William Voors, nel già citato “Il libro dei genitori sul bullismo”, dispensa un’articolata serie di consigli per aiutare tanto chi ha un figlio che è vittima di uno o più bulli quanto chi ha un figlio che si comporta da bullo, il cui atteggiamento non deve essere sbrigativamente liquidato come l’espressione di una natura cattiva, bensì – scrive l’autore – come la manifestazione dell’avere una “vita emotiva confusa”. In entrambi i casi, però, è di fondamentale importanza intervenire celermente, al fine di evitare che le aggressioni patite durante l’adolescenza si traducano in depressione, ansia, fobie, destinate a ripresentarsi con regolarità nel corso dell’esistenza, e che le aggressioni compiute quando si era ragazzi si trasformino in un habitus violento, antisociale, fondamentalmente distruttivo e autodistruttivo. Però, al di là dei singoli suggerimenti pratici, certamente utili, ritengo personalmente che il bullismo possa venire arginato soltanto se si agisce su un piano diverso. Il danno maggiore che si potrebbe arrecare a chi la violenza la subisce e a chi la violenza la compie, è il minimizzare.

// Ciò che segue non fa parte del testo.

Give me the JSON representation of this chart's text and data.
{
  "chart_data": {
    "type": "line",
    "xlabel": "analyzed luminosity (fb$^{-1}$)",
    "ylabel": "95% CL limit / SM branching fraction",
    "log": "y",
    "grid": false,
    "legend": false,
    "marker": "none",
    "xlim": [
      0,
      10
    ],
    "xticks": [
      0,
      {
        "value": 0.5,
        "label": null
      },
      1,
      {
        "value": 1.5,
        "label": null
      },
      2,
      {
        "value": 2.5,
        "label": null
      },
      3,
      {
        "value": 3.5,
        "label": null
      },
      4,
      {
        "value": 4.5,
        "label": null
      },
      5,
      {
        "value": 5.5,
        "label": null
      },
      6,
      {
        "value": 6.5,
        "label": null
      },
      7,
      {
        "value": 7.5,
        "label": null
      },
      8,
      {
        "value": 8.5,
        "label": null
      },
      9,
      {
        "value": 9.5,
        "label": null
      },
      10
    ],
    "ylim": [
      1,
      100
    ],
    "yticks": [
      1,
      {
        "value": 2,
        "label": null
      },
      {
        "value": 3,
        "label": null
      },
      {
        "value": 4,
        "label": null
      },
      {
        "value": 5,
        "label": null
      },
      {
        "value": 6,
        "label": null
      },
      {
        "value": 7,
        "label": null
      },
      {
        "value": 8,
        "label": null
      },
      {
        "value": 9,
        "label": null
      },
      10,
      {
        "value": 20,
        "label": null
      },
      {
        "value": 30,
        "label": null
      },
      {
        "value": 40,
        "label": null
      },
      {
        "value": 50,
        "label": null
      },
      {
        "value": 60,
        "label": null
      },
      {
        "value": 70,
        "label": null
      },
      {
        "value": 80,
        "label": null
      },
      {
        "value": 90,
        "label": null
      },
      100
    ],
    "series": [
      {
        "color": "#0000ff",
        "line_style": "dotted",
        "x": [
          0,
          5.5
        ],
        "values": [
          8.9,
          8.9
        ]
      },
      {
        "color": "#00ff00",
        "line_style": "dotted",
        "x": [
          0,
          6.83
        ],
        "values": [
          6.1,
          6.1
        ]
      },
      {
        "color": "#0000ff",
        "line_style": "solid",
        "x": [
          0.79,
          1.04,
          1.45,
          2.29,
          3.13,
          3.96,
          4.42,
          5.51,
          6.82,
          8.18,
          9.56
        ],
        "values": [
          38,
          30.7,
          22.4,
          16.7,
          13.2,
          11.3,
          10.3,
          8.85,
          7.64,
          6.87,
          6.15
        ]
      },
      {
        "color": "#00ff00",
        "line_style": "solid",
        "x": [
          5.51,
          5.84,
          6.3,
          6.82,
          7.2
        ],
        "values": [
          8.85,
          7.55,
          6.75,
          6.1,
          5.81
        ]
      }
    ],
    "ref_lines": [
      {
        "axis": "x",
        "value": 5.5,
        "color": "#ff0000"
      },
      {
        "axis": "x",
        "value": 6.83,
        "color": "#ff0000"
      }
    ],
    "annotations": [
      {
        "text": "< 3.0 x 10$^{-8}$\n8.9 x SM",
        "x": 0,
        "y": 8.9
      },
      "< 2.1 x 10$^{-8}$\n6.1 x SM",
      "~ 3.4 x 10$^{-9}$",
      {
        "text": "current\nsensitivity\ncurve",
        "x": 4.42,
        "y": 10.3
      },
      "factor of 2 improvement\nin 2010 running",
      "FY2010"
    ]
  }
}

Il bullismo non è affatto uno scherzo, liquidabile con una pacca sulle spalle e dicendo “Non lo fare più”. Occorre, piuttosto, mettere il bullo faccia a faccia con le cicatrici che certi soprusi lasciano in una persona, occorre giorno dopo giorno, all’interno di una comunità o nella stanza dei servizi sociali, mostrargli quante esistenze non sono mai completamente sbocciate, perché quando quel ragazzo aveva undici o quattordici o diciassette anni, ci fu qualcuno che in maniera sistematica lo derise, lo percosse, lo offese, fino a farlo sentire una nullità, fino a fargli avvertire un brivido lungo la schiena, ogni volta che prendeva l’autobus o varcava il portone della scuola, fino a privarlo del piacere di alzarsi dal letto e andare a incontrare il mondo. Come in un ideale contrappasso dantesco, l’assiduità con la quale una persona venne umiliata deve far posto all’assiduità con la quale si è indotti a fare i conti con le sue ferite (psicologiche) ancora aperte. Quotidianamente. Fino ad arrivare a provare vergogna, la più terribile delle vergogne, che è quella di avere fatto del male a chi non si poteva difendere. Soltanto allora si può tornare a vivere, a salvarsi, a dare un corso e un senso diverso alla propria esistenza di bullo, percepita ormai alla stregua di una colpevole idiozia, che chiede unicamente di essere lasciata alle spalle.